The lyrics to Miss You were seemingly inspired by Mick Jagger's deteriorating relationship with his wife, Bianca. Jagger has claimed otherwise, saying: "'Miss You' is an emotion, it's not really about a girl. To me, the feeling of longing is what the song is."

Session musicians included Sugar Blue (James Whiting) on harmonica, Mel Collins on sax and Ian MacLagan on electric piano. Collins had played with King Crimson, MacLagan had been in the band Faces with Stones guitarist Ron Wood. Sugar Blue was from Harlem, but was playing in the Paris metro (their subway) when someone from The Stones record company heard him and brought him to the sessions.

The bassline, horns and drums gave this a disco sound that alienated many of their fans, but also propelled it to the top of the charts. The Stones thought of it as more R&B than disco.

Drummer Charlie Watts explained: "A lot of those songs like 'Miss You' were heavily influenced by going to the discos. You can hear it in a lot of those four on the floor rhythms and the Philadelphia-style drumming. Mick and I used to go to discos a lot... It was a great period.
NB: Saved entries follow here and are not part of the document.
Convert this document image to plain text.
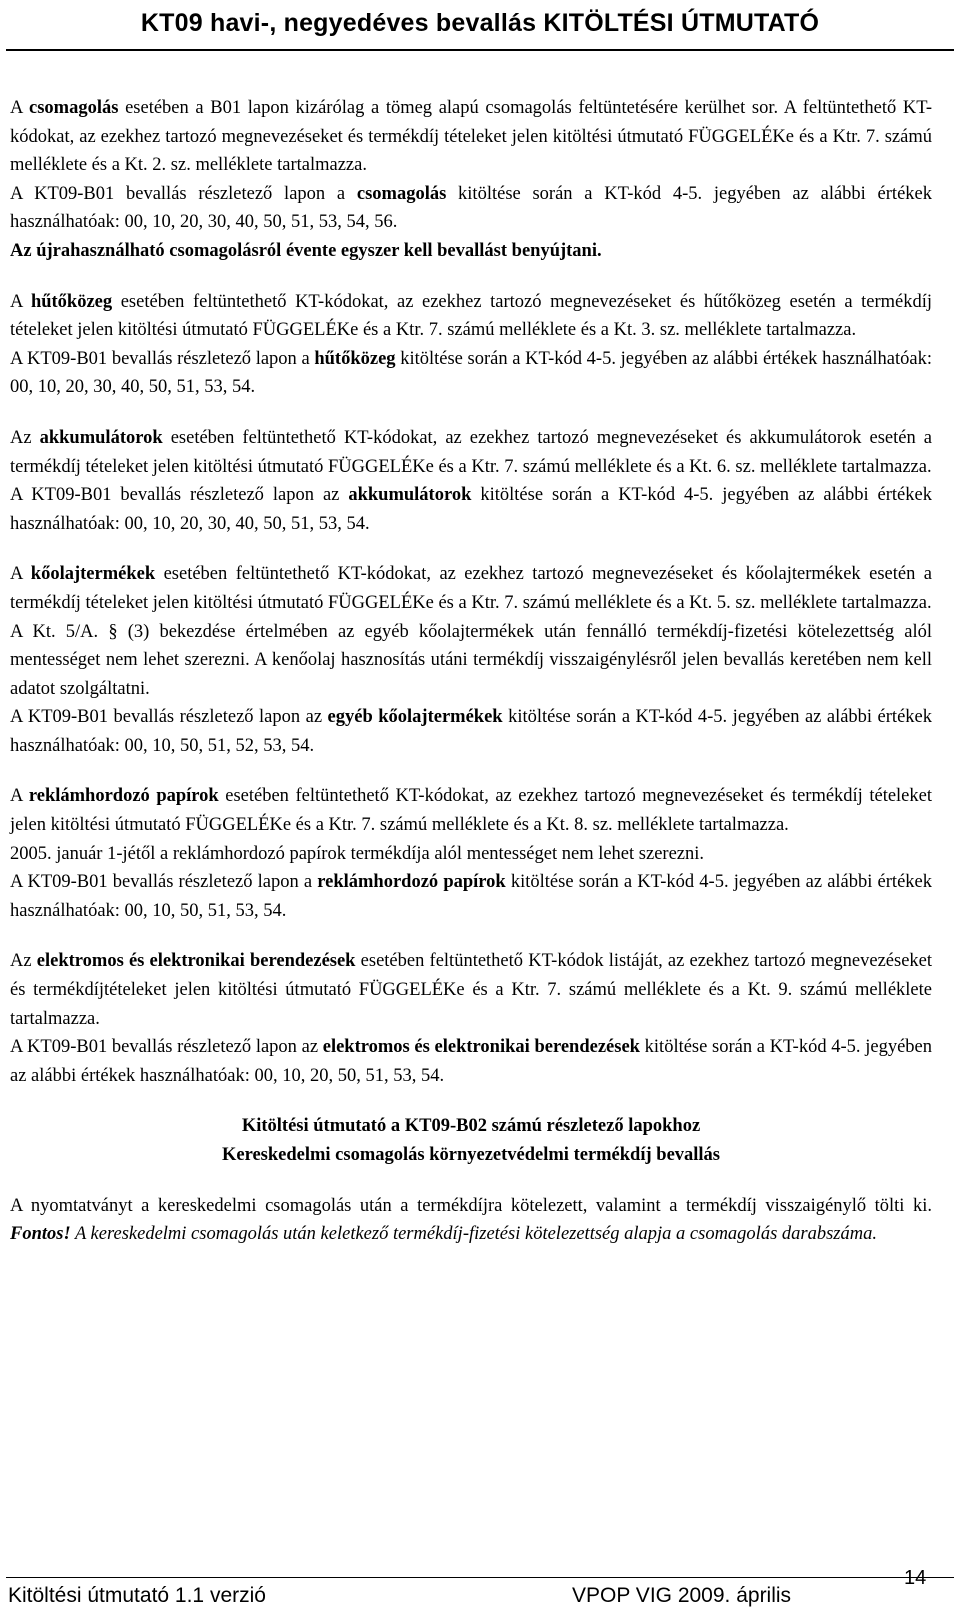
KT09 havi-, negyedéves bevallás KITÖLTÉSI ÚTMUTATÓ

A csomagolás esetében a B01 lapon kizárólag a tömeg alapú csomagolás feltüntetésére kerülhet sor. A feltüntethető KT-kódokat, az ezekhez tartozó megnevezéseket és termékdíj tételeket jelen kitöltési útmutató FÜGGELÉKe és a Ktr. 7. számú melléklete és a Kt. 2. sz. melléklete tartalmazza.

A KT09-B01 bevallás részletező lapon a csomagolás kitöltése során a KT-kód 4-5. jegyében az alábbi értékek használhatóak: 00, 10, 20, 30, 40, 50, 51, 53, 54, 56.

Az újrahasználható csomagolásról évente egyszer kell bevallást benyújtani.

A hűtőközeg esetében feltüntethető KT-kódokat, az ezekhez tartozó megnevezéseket és hűtőközeg esetén a termékdíj tételeket jelen kitöltési útmutató FÜGGELÉKe és a Ktr. 7. számú melléklete és a Kt. 3. sz. melléklete tartalmazza.

A KT09-B01 bevallás részletező lapon a hűtőközeg kitöltése során a KT-kód 4-5. jegyében az alábbi értékek használhatóak: 00, 10, 20, 30, 40, 50, 51, 53, 54.

Az akkumulátorok esetében feltüntethető KT-kódokat, az ezekhez tartozó megnevezéseket és akkumulátorok esetén a termékdíj tételeket jelen kitöltési útmutató FÜGGELÉKe és a Ktr. 7. számú melléklete és a Kt. 6. sz. melléklete tartalmazza.

A KT09-B01 bevallás részletező lapon az akkumulátorok kitöltése során a KT-kód 4-5. jegyében az alábbi értékek használhatóak: 00, 10, 20, 30, 40, 50, 51, 53, 54.

A kőolajtermékek esetében feltüntethető KT-kódokat, az ezekhez tartozó megnevezéseket és kőolajtermékek esetén a termékdíj tételeket jelen kitöltési útmutató FÜGGELÉKe és a Ktr. 7. számú melléklete és a Kt. 5. sz. melléklete tartalmazza.

A Kt. 5/A. § (3) bekezdése értelmében az egyéb kőolajtermékek után fennálló termékdíj-fizetési kötelezettség alól mentességet nem lehet szerezni. A kenőolaj hasznosítás utáni termékdíj visszaigénylésről jelen bevallás keretében nem kell adatot szolgáltatni.

A KT09-B01 bevallás részletező lapon az egyéb kőolajtermékek kitöltése során a KT-kód 4-5. jegyében az alábbi értékek használhatóak: 00, 10, 50, 51, 52, 53, 54.

A reklámhordozó papírok esetében feltüntethető KT-kódokat, az ezekhez tartozó megnevezéseket és termékdíj tételeket jelen kitöltési útmutató FÜGGELÉKe és a Ktr. 7. számú melléklete és a Kt. 8. sz. melléklete tartalmazza.

2005. január 1-jétől a reklámhordozó papírok termékdíja alól mentességet nem lehet szerezni.

A KT09-B01 bevallás részletező lapon a reklámhordozó papírok kitöltése során a KT-kód 4-5. jegyében az alábbi értékek használhatóak: 00, 10, 50, 51, 53, 54.

Az elektromos és elektronikai berendezések esetében feltüntethető KT-kódok listáját, az ezekhez tartozó megnevezéseket és termékdíjtételeket jelen kitöltési útmutató FÜGGELÉKe és a Ktr. 7. számú melléklete és a Kt. 9. számú melléklete tartalmazza.

A KT09-B01 bevallás részletező lapon az elektromos és elektronikai berendezések kitöltése során a KT-kód 4-5. jegyében az alábbi értékek használhatóak: 00, 10, 20, 50, 51, 53, 54.

Kitöltési útmutató a KT09-B02 számú részletező lapokhoz

Kereskedelmi csomagolás környezetvédelmi termékdíj bevallás

A nyomtatványt a kereskedelmi csomagolás után a termékdíjra kötelezett, valamint a termékdíj visszaigénylő tölti ki. Fontos! A kereskedelmi csomagolás után keletkező termékdíj-fizetési kötelezettség alapja a csomagolás darabszáma.

Kitöltési útmutató 1.1 verzió	VPOP VIG 2009. április
14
I remember being in Munich and coming back from a club with Mick singing one of the Village People songs - 'Y.M.C.A.', I think it was - and Keith went mad, but it sounded great on the dance floor."

This was the first single released from Some Girls. Jagger took a lead role on the album, mainly because Keith Richards had been arrested for drug possession in Toronto the previous year, and it was unclear what his sentence would be. Facing a maximum of life in prison, Keith had other things to worry about besides making an album. After this was released, the Canadian judge sentenced Richards to continue his addiction treatment and play a benefit concert for the blind.
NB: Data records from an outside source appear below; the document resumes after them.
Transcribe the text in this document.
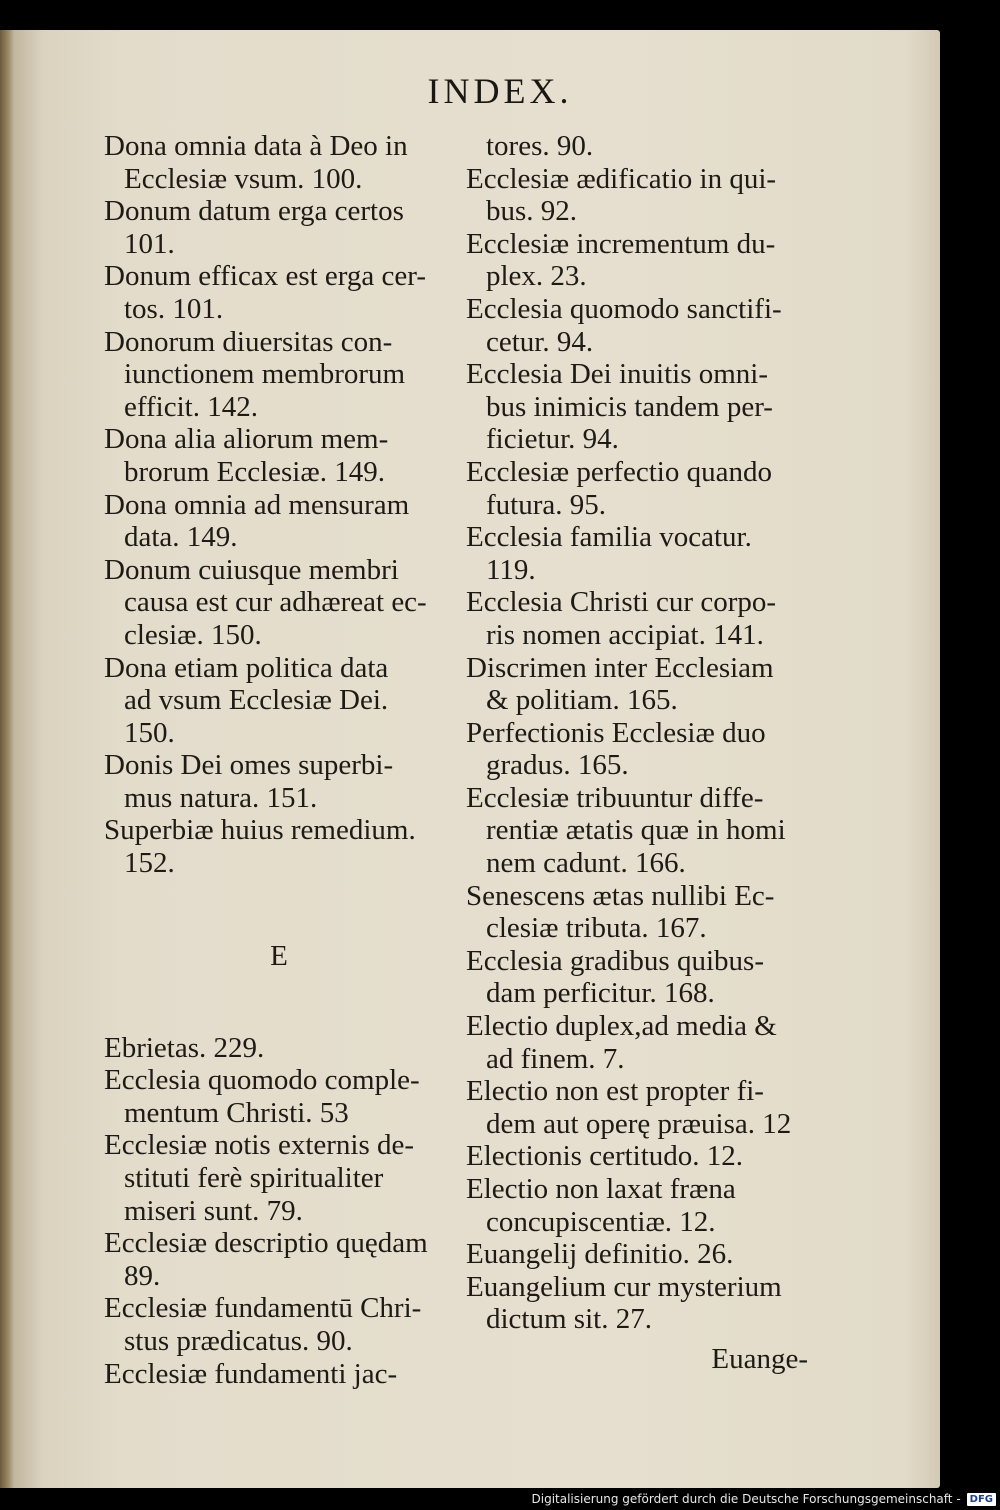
INDEX.
Dona omnia data à Deo in
Ecclesiæ vsum. 100.
Donum datum erga certos
101.
Donum efficax est erga cer-
tos. 101.
Donorum diuersitas con-
iunctionem membrorum
efficit. 142.
Dona alia aliorum mem-
brorum Ecclesiæ. 149.
Dona omnia ad mensuram
data. 149.
Donum cuiusque membri
causa est cur adhæreat ec-
clesiæ. 150.
Dona etiam politica data
ad vsum Ecclesiæ Dei.
150.
Donis Dei omes superbi-
mus natura. 151.
Superbiæ huius remedium.
152.
E
Ebrietas. 229.
Ecclesia quomodo comple-
mentum Christi. 53
Ecclesiæ notis externis de-
stituti ferè spiritualiter
miseri sunt. 79.
Ecclesiæ descriptio quędam
89.
Ecclesiæ fundamentū Chri-
stus prædicatus. 90.
Ecclesiæ fundamenti jac-
tores. 90.
Ecclesiæ ædificatio in qui-
bus. 92.
Ecclesiæ incrementum du-
plex. 23.
Ecclesia quomodo sanctifi-
cetur. 94.
Ecclesia Dei inuitis omni-
bus inimicis tandem per-
ficietur. 94.
Ecclesiæ perfectio quando
futura. 95.
Ecclesia familia vocatur.
119.
Ecclesia Christi cur corpo-
ris nomen accipiat. 141.
Discrimen inter Ecclesiam
& politiam. 165.
Perfectionis Ecclesiæ duo
gradus. 165.
Ecclesiæ tribuuntur diffe-
rentiæ ætatis quæ in homi
nem cadunt. 166.
Senescens ætas nullibi Ec-
clesiæ tributa. 167.
Ecclesia gradibus quibus-
dam perficitur. 168.
Electio duplex,ad media &
ad finem. 7.
Electio non est propter fi-
dem aut operę præuisa. 12
Electionis certitudo. 12.
Electio non laxat fræna
concupiscentiæ. 12.
Euangelij definitio. 26.
Euangelium cur mysterium
dictum sit. 27.
Euange-
Digitalisierung gefördert durch die Deutsche Forschungsgemeinschaft - DFG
Jagger and Billy Preston came up with the basic track while touring Europe in 1976. Stones bassist Bill Wyman said: "The idea for those bass lines came from Billy Preston. We'd cut a rough demo a year or so earlier after a recording session. I'd already gone home, and Billy picked up my old bass when they started running through that song. He started doing that bit because it seemed to be the style of his left hand. So when we finally came to do the tune, the boys said, Why don't you work around Billy's idea? So I listened to it once and heard that basic run and took it from there. It took some changing and polishing, but the basic idea was Billy's."

The same day they recorded this track, The Stones came up with the idea for "Start Me Up."

This is a rare Stones song with a dominant bassline. Many of their songs were driven by the rhythm guitar of Keith Richards.

This was the last of eight #1 hits for The Rolling Stones in America.

When this song hit the charts, some other rockers felt safe entering the disco waters. Most notably Rod Stewart, who went disco with "Da Ya Think I'm Sexy?" after hearing this song and seeing that The Stones were getting away with it. Stewart's song was a huge hit, but he faced more of a backlash from rock fans as he seemed to embrace the genre. Rather than shy away from his sexy smash, Stewart embraced it, making the song a staple of his setlists (somewhat ironically) throughout his career.

Van Halen used the bassline on their 1981 song "Push Comes To Shove."